I have struggled with my weight all my adult life. Ever since the summer before my senior year in high school, when I put on weight purposely to try to do better at football that fall, I have struggled. Every year or two I would diet, sometimes with success. Many years I did not include exercise with that, believing I was too busy to exercise. Diet, I told my doctor, would have to suffice if I were to lose any significant weight.
I could blame genes. On both my dad’s and mom’s sides of the family we find problems with obesity, especially with their siblings and cousins, and in some earlier generations. But that’s futile. Plus, I feel like I am naturally a thin to average weight person, and I have just let go of proper eating and exercise. No, the genes are not the cause in my case, I don’t believe. Best to blame myself for laziness and lazy eating.
I peaked in 2005-2006, hitting the same highest weight over several months in those two years. But beginning in March 2006 I began losing, slowly, oh so slowly. I tried to exercise a little more (walking on noon hours, for example), eat a little less, and eat a little better. By the end of the year, I was 20 to 25 pounds lower than my peak. In 2007 I kept it off, and in 2008 I lost another 10.
Beginning the first of the year, running sixteen weeks, the company is having a “biggest loser” sort of contest, organized by some of our employees. I’ve never watched the program, so I don’t know how closely we are matching it. Mainly it’s weigh-ins every Tuesday, and encouragement during the week. Some of them are going to the gym together, eating together. The layoffs the end of January cut the ranks of the participants by a few. I was running second or third most of the time (based on percent loss), but last week surged into first. I gained a half pound, but the leader gained four, so I moved ahead.
We weigh at 8:30 AM, but I pre-weighed a little while ago and was down 2 pounds. Hopefully that will keep me in first. More importantly, I’m now at the lowest weight I’ve been since May 2001 when I slimmed down for my daughter’s wedding.

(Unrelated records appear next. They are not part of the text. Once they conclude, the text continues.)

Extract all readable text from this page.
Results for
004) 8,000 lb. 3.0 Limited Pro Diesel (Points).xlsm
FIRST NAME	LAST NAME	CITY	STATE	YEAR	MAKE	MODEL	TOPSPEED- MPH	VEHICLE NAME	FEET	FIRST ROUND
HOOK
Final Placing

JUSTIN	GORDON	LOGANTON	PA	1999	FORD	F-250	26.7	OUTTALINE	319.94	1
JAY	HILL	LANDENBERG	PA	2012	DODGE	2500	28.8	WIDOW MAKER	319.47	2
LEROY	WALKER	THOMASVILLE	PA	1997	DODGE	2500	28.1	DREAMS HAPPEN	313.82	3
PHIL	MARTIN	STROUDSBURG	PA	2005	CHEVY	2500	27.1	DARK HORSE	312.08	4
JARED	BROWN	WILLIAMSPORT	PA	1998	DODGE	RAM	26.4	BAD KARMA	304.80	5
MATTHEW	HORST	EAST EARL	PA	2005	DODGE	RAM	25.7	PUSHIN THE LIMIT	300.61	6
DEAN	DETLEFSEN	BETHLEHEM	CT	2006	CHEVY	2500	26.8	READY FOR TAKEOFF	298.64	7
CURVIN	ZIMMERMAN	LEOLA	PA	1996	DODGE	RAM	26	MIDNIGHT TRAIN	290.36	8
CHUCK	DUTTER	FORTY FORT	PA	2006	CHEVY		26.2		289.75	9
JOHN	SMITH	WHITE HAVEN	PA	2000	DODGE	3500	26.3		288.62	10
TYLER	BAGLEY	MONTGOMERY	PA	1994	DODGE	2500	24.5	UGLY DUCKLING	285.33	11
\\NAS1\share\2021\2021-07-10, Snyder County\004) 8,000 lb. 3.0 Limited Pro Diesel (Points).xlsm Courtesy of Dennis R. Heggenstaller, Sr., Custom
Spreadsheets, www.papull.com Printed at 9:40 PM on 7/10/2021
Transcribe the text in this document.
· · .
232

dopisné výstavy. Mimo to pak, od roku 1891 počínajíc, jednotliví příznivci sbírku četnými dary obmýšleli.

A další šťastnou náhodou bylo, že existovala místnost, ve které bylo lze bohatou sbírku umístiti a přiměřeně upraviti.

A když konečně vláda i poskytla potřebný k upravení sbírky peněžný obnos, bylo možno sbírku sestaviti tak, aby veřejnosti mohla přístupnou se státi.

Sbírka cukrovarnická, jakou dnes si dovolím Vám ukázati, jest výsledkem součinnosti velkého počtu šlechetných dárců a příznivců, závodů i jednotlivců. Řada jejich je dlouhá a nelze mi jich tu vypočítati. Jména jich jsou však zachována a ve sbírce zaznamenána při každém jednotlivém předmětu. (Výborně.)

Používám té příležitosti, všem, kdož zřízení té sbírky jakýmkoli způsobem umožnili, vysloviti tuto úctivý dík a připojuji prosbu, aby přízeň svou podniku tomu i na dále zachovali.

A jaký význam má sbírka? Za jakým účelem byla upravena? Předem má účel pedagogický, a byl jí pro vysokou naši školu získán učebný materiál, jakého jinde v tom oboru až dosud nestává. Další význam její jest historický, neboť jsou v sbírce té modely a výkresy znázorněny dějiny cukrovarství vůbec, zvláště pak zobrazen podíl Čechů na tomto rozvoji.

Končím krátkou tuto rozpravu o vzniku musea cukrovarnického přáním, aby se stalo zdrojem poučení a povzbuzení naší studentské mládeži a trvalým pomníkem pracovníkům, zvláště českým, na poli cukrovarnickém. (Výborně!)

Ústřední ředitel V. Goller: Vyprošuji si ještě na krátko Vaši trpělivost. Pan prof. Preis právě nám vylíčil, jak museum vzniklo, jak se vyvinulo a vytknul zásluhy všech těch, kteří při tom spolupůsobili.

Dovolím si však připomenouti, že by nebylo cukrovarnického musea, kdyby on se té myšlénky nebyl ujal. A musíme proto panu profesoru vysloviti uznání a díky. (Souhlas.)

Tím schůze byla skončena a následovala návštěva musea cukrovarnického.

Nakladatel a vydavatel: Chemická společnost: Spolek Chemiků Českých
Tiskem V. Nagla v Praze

The problem is, when exercising as I have been, and dwelling on correct eating, and resisting the temptations to pig out, I find weight loss to be all-consuming. It’s on my mind every moment of the day. In the evening I think about what I could be doing to lose some more. It’s on my mind when I turn out the light at night and when I hit the shower in the morning, as I’m sitting in my reading chair and when I’m at the computer.
I’d like to be able to do this without it being so all-consuming. Other things must use the gray cells too, such as writing, Bible study, devotions, reading, etc. I’d like to be able to read ten pages in Dune Messiah without thinking about what isometric I could be doing while sitting, reading, to burn an extra calorie per minute.
Maybe, just maybe, when I reach my target weight goal, I will find the obsession gone. God, let it be so.
Edit on Wednesday: At the official weigh-in yesterday, I was down 2.75 pounds! That kept me in first place. In fact, I stretched out my lead, as the two guys who are closest to me either stayed the same or had smaller loses (as a percent of their body weight). While I’m more interested in losing weight than in winning the contest, being if first place by a healthy margin is a good result. Eight weeks to go.